2023 también ofreció esa voluntad de controlar lo extraño. En una coincidencia de la geopolítica internacional, distintos países y regiones avanzaron mucho en regulaciones para poner límites a los alcances de la inteligencia artificial (IA). Los legisladores del mundo venían apurando el paso después de Cambridge Analítica, en 2016, luego de demorarse en pedir explicaciones y hacer rendir cuentas a las empresas privadas de tecnología. Desde entonces, se inició un momentum regulatorio que llegó tarde para las prácticas abusivas de las redes sociales, pero que las fue alcanzando. Ese aprendizaje hoy está siendo útil para no quedarse atrás frente a los recientes avances de la IA.

Ningún país se quiso quedar atrás. Fuera de la carrera tecnológica China/Estados Unidos y a la defensa de su rol como faro de los derechos humanos, la Unión Europea lideró el ímpetu de intervención. En 2018 puso en acción el Reglamento General de Protección de Datos, actualizando la normativa a los nuevos tiempos. En 2022, aprobó la Ley de Servicios Digitales (DSA), vigente desde este febrero. En 2023 –tras duras negociaciones- la Comisión Europea pactó una Ley de IA (IA Act). Estados Unidos, bajo la administración de Joe Biden, emitió el mismo año una orden ejecutiva sobre IA segura y confiable, con el objetivo de que los desarrollos tecnológicos respeten medidas de seguridad, privacidad, derechos civiles, principios de los consumidores y trabajadores.

Distintas organizaciones internacionales se sumaron a los Gobiernos y aportaron principios regulatorios, como los Principios de IA de la OCDE (2019) y la Recomendación de ética de la IA de la Unesco, aprobada en 2021. Algunos advirtieron prontamente cuál iba a ser la “verdadera” amenaza. El ex relator especial por la Pobreza Extrema y los Derechos Humanos de la ONU, Philip Alston, en la Asamblea General de 2019 había señalado que muchas de las soluciones basadas en IA, en caso de que no tomáramos medidas al respecto, nos iban a llevar a “automatizar la pobreza”.

Según él, nos quedaría poco del estado de bienestar si no hacíamos intervenir a la política para que las decisiones tecnológicas no generan más brechas. Su sencilla y brillante advertencia no era ni es evidente ante la fascinación de la IA. Antes de globalizar el nombre por sus siglas de esta joven de 70 años, parecía que podíamos intervenir políticamente en los procesos tecnológicos. Todavía pensábamos en ellos como un producto de la interacciones entre las personas; al fin y al cabo, cualquier tecnología es creación de colectivos de personas y la política es algo que sabemos hacer con personas. Aprendimos, desde hace mucho tiempo, a negociar decisiones en favor o en contra de la desigualdad.

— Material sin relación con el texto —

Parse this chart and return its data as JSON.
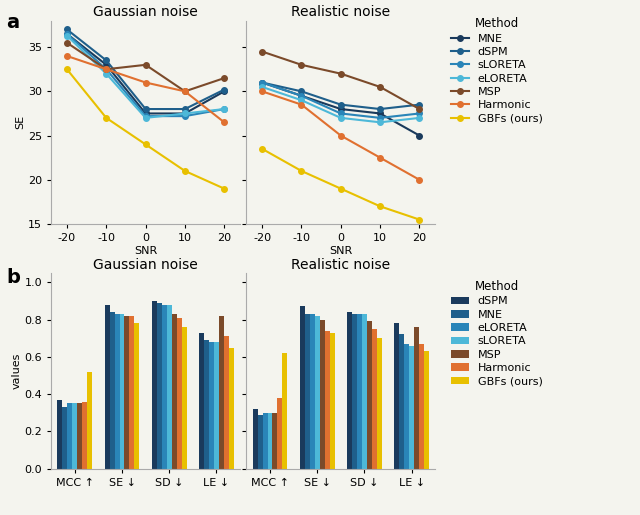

Al parecer, el momento de tomar medidas sobre la tecnología en general puso en alerta temprana a quienes antes habían llegado tarde y, hoy por hoy, ya todos están alertados de no dejar pasar el tiempo para incidir políticamente sobre la IA. Necesitamos que 2024 sea el año donde pongamos en acción políticas para la IA, en especial, políticas locales en los países con más desigualdad, que serán los más afectados por sus consecuencias.

Regulación y desigualdad
América Latina y el Caribe es una de las regiones más desiguales del mundo: una de cada tres personas vive en la pobreza. Según CAF-banco de desarrollo de América Latina y el Caribe, el 10% más pudiente del continente acumula el 77% de la riqueza y el 50% más pobre solo el 1%. Sin una acción decidida que ocupe a sus Gobiernos por el avance de la IA, especialmente en áreas con impacto en la vida diaria como el trabajo, la educación, la salud y la justicia, estas diferencias crecerán inevitablemente.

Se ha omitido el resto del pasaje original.